COVID-19 : le calvaire des usagers des SOTRAMA

Pour se déplacer dans la capitale malienne, les transports en commun, plus empruntés sont les minicars communément appelés SOTRAMA. Ce type de moyen est d’une grande importance aussi pour la population malienne. À Bamako, plus de 700 SOTRAMA relient les différents quartiers de la capitale avec une moyenne d’une dizaine de tours.

Toutefois, se déplacer en ce moment à cause de la pandémie du Covid-19, relève de la croix et la bannière pour la simple raison que les clients de ce moyen de transport sont obligés de serrer les uns contre les autres, faisant fi de l’une des mesures barrières édictées par les autorités : celle de la distanciation d’un mètre.

Un véritable calvaire pour les usagers de ces minicars qui n’ont d’autres choix que continuer à emprunter ces moyens de transport en commun. Il est regrettable de constater que la décision prise par le gouvernement visant à protéger les usagers est loin d’être le souci des transporteurs. Les nouvelles dispositions liées au COVID-19 exigent aussi le port de masques de protection et de gants par les conducteurs et leurs apprentis. Auxquelles il faut ajouter la réduction de passager.

Mais la réalité est qu’après la prise de ces déciions, les SOTRAMA continuent de circuler comme en période normal. « Hééé Moribabougou, ayé do (montez)! Mais il se trouve que certains clients sont hésitants au regard du nombre de passagers dans le minicar. « À cause du coronavirus, nos revenus sont revus à la baisse ». S’éclate un apprenti sur un ton énervé à un passager.

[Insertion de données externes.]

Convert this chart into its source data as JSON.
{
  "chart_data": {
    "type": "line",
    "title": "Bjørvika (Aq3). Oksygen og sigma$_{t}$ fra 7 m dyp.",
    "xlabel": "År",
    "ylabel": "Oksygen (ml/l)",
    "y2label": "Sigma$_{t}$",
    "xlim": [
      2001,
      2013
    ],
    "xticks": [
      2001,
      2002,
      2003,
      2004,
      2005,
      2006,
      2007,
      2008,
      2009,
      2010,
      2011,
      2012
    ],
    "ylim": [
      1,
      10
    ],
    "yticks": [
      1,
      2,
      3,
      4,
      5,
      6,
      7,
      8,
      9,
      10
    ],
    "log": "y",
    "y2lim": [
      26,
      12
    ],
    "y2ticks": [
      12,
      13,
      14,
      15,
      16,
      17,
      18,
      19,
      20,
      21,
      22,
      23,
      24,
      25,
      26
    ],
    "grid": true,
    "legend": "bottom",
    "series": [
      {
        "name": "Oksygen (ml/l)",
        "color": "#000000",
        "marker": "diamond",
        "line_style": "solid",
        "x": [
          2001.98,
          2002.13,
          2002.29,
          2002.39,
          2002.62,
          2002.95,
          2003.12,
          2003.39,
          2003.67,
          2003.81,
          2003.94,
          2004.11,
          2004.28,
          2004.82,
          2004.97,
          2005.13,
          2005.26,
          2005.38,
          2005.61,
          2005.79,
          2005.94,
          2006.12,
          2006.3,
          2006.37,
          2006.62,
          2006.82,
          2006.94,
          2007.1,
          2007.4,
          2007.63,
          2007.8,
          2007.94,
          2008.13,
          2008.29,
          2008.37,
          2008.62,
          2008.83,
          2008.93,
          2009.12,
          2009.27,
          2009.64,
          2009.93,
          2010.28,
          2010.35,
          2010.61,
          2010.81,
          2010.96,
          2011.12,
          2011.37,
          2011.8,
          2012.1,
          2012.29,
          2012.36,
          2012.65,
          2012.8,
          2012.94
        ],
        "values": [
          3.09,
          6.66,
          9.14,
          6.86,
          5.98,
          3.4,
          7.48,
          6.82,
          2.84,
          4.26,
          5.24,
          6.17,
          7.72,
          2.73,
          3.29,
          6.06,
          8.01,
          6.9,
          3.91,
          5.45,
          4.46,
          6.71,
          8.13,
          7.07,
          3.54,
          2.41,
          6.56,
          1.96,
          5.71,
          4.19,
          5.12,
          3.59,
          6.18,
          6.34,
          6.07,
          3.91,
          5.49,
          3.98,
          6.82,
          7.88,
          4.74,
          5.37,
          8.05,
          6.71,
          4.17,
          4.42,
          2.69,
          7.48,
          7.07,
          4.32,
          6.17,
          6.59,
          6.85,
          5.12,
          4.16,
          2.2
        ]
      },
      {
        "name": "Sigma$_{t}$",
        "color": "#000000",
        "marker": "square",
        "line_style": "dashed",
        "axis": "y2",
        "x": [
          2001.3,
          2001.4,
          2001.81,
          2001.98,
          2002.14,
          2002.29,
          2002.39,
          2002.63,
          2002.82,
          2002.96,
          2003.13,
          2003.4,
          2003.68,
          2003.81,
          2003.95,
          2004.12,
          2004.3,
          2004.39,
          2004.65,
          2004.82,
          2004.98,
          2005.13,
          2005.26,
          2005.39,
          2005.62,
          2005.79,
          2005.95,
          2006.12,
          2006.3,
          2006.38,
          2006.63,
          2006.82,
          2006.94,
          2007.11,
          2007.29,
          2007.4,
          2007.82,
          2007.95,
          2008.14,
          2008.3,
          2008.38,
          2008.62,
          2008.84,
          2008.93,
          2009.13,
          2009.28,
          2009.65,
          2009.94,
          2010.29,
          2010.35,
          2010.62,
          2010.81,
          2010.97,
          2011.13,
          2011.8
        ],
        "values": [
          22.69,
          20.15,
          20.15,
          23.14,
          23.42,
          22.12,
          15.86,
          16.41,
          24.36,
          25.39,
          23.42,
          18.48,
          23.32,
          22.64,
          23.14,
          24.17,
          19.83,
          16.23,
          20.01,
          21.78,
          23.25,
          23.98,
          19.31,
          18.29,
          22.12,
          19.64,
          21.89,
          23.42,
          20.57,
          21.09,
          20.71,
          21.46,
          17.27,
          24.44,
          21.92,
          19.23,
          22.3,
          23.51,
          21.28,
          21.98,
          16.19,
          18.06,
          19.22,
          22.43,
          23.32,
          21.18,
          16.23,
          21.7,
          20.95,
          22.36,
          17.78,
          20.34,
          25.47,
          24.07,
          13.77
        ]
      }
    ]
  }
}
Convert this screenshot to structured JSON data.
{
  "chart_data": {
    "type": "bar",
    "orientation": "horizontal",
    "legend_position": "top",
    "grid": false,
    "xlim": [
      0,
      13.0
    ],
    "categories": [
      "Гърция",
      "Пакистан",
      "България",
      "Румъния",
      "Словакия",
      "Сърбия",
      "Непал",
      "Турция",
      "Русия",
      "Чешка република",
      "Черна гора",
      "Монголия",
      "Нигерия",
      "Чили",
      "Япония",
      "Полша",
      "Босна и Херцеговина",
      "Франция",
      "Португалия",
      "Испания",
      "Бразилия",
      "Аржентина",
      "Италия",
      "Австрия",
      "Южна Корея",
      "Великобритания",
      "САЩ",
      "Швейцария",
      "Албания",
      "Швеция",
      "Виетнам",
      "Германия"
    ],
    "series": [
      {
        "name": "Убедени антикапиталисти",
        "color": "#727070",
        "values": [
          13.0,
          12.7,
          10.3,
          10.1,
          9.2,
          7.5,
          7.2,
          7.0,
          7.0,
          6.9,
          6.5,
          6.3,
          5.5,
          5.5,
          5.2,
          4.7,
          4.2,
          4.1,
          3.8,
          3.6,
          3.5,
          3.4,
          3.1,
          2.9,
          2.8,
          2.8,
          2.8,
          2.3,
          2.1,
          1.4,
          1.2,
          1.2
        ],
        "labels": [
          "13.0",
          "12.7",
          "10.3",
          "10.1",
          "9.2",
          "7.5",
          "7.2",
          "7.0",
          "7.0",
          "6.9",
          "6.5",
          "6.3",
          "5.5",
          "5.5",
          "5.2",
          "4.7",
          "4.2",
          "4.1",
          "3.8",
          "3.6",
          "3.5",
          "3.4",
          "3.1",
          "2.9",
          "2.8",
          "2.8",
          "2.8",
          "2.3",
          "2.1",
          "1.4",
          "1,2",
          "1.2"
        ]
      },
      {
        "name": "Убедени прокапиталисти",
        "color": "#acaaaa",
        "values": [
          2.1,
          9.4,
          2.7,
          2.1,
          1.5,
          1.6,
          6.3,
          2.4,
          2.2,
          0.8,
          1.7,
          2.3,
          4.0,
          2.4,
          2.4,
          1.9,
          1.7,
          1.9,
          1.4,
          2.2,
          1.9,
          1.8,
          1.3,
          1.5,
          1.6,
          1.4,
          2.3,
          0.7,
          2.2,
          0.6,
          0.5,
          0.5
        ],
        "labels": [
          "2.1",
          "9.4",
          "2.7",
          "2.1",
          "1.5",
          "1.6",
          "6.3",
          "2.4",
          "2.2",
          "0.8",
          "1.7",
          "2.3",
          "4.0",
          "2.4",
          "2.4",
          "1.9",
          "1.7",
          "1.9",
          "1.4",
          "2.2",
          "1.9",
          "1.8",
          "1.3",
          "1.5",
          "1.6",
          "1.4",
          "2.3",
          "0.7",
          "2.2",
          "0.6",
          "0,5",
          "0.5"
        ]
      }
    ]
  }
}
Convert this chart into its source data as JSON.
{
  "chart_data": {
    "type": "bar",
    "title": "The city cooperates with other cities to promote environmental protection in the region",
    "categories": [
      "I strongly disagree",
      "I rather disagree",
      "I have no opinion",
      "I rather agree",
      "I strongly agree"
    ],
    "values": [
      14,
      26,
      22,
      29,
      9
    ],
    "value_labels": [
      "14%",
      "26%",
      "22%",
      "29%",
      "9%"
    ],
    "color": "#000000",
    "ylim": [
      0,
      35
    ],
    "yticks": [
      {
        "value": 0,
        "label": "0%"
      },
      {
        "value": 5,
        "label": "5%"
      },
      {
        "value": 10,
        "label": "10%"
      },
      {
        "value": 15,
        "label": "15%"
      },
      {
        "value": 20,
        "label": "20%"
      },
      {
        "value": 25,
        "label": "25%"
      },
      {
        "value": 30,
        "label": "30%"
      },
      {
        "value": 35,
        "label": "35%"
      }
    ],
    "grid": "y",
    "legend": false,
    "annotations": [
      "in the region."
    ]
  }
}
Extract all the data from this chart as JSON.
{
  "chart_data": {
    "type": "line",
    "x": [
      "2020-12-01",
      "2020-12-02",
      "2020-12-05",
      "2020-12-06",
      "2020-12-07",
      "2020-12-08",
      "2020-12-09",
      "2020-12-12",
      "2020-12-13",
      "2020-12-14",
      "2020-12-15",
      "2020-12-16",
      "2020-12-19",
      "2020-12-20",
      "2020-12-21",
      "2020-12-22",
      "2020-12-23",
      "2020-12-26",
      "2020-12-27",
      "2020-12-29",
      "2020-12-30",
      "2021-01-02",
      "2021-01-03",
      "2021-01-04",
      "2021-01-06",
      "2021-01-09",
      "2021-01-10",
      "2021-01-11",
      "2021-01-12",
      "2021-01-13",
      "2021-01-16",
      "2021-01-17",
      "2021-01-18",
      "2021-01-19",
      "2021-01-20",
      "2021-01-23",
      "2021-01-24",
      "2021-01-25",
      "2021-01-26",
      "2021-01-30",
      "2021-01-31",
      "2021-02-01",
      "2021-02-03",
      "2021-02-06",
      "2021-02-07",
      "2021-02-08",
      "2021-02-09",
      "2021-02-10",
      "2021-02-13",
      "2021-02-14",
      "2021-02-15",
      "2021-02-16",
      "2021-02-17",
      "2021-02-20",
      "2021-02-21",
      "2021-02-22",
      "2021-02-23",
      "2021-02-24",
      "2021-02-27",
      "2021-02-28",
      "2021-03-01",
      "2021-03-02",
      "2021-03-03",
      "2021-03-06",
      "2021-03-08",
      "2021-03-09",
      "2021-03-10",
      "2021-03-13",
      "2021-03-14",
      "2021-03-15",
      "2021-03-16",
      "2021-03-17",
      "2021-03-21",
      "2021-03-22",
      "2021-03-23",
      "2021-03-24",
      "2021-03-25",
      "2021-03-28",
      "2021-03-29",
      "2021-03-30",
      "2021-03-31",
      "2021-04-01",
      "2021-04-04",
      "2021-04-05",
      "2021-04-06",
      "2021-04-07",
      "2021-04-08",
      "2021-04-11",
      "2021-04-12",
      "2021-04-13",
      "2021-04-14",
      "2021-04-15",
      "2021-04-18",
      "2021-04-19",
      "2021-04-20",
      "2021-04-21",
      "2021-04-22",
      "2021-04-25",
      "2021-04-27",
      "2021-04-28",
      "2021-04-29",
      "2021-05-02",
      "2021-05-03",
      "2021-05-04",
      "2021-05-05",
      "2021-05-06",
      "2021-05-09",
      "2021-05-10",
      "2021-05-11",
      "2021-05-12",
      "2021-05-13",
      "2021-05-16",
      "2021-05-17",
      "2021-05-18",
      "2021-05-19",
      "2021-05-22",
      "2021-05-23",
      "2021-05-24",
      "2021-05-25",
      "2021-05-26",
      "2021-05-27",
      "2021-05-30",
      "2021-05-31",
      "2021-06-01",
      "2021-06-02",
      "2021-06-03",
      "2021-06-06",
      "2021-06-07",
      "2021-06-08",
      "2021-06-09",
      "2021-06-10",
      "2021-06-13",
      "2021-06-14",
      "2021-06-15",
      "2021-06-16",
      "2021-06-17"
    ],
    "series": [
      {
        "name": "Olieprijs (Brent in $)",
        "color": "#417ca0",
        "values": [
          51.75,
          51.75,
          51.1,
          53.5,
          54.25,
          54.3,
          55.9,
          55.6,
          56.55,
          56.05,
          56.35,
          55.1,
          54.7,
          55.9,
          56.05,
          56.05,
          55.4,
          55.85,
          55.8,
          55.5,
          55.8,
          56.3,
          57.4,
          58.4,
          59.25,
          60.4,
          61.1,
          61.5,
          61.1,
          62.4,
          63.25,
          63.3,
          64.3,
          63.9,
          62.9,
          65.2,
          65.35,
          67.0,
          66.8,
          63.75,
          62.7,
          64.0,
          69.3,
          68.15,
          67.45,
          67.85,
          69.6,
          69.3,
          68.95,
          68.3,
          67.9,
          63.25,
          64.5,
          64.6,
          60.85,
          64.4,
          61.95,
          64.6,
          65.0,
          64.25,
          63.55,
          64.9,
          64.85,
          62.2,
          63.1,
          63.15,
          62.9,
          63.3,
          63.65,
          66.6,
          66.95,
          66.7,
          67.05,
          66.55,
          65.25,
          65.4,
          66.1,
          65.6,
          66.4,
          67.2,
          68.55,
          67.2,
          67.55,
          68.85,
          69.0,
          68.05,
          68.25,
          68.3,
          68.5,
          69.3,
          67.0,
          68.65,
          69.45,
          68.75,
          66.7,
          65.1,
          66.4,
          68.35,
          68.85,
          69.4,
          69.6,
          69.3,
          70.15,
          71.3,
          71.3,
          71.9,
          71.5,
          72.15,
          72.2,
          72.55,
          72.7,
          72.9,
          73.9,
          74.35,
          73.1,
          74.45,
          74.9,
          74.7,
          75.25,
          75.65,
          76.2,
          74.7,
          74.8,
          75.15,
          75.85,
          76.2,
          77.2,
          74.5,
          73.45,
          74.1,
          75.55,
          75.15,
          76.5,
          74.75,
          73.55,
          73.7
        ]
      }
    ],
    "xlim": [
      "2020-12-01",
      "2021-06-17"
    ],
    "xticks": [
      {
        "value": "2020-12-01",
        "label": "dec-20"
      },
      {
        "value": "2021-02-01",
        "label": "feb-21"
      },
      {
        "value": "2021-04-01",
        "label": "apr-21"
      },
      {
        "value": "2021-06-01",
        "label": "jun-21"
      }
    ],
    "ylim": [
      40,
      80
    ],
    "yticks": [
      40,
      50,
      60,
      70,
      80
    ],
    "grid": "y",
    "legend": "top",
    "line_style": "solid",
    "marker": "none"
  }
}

Ainsi, ce Jeudi 23 Avril 2020 dans une SOTRAMA, c’est le total désarroi qui se lit sur le visage de ce jeune élève Madou, qui se rend chez son répétiteur. « Moi, je ne comprends pas l’incivisme dans ce pays. Aucune rigueur ! Tout le monde fait ce qu’il veut. Regardez comment nous sommes entassés comme des montons. Mais je n’ai pas le choix. Je ne peux marcher jusqu’à mon école. Je n’ai pas argent pour prendre un taxi. Les transporteurs le savent et c’est ça qui les encourage. Ainsi avec tous les risques, nous sommes là entassés et sans protection aucune.  Je m’en remets à Dieu. Mais si cette situation continue la maladie va tous nous tuer ».

Tout comme Madou, ce sont des centaines de personnes qui vivent des situations de ce genre au quotidien. Entre manque d’hygiène et l’ignorance de certaines personnes, surtout en cette période de pandémie avec son cortège funèbre : « Il y a toutes sortes de personnes que nous rencontrons dans les SOTRAMA. Malgré tout, on continue de voir chaque jour des citoyens qui ne portent ni masque, ni gant. L’utilisation du gel hydroalcoolique, on n’en parle pas. Ils toussent, se mouchent et crachent n’importe comment au désaveu de tous. « Allah de ban bôh », traduction : « c’est Dieu qui nous protège ».

Quant aux chauffeurs des minicars, ils ont beaucoup d’arguments pour se justifier. Selon eux, le gouvernement ne peut « imprudemment prendre des décisions sans pour autant consulter les personnes concernées même s’il s’agit de la protection des personnes. On nous demande de prendre dix personnes. On va faire comment pour avoir la recette journalière » ? Questionne Bakary, conducteur de SOTRAMA : « Comment faire pour avoir le carburant et nourrir nos familles avec de telles mesures certes préventives mais bien contraignantes ? Il faut que les autorités cessent d’imiter d’autres pays. Le Mali est pauvre. Nous sommes nombreux à vivre chaque jour du minimum absolu. En ce qui nous concerne, ce n’est pas envisageable à moins que des mesures d’accompagnement soit prises par le gouvernement ». Conclut notre interlocuteur.